Please complete all requested information. Use ink and print. (In American, por favor).
Age: ____ Sex:_____
SS#: _–-____ Measurements: –-__
Zodiac Sign: ________
Questionnaire Answer on separate sheet; no cocktail napkins, please.
- What type of people do you hate?
- What stereotype do you represent?
- Are you good looking?
- Do you have any trendy diseases?
- Will you die before your syndication residuals are due?
- Do you have any trendy allergies?
- Please list any addictions you have/have had.
- Do you have a British accent? Explain.
- Can you be guaranteed to cry at least once an episode?
- Can you talk about Kurt Cobain w/out laughing?
- Do you have at least one major trauma in you life that you are willing to reveal during a lull in the show?
- When confronted with an unpleasant situation, do you:
- Talk about it reasonably and calmly?
- Play Jane’s Addiction?
- Scream and rant into the camera, all the while making sure your
most photogenic side is showing?
- Are you willing to be the token conservative?
- Has anyone ever described you as back-stabbing?
Requested References These can be on cocktail napkins.
At least ONE written in angry handwriting from an ex-lover.

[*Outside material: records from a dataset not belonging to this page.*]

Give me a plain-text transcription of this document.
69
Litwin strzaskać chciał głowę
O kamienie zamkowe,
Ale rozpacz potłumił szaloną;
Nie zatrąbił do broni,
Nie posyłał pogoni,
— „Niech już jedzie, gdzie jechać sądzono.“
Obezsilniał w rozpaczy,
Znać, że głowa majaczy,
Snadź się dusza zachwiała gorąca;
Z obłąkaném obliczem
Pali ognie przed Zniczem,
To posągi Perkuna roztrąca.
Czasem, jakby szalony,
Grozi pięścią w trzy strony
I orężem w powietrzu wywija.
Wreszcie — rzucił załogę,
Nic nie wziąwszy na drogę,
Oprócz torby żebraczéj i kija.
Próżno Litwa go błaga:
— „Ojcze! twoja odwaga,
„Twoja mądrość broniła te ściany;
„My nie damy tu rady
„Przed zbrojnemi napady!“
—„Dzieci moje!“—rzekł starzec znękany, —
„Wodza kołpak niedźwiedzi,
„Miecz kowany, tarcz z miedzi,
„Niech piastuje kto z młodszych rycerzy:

ONE from a former employer.
No more than ONE from your bandmates
If selected by “The Real World,” I promise to quit my job and become a struggling artist. I agree to talk endlessly and disgustingly in detail about my sex life, drug habits, and prosthetic limbs. I understand that one of my main obligations to the show is to fake deep and philosophical conversations with my roommates. I am also willing to dye my hair and pierce body parts. (Including those of my parents.) I understand that my tenure on the show is at will, and that Phlegm TV has the right to terminate me at anytime, especially if I become boring. I understand that my roommates can and probably will kick me out. I agree to pretend that the camera is not there.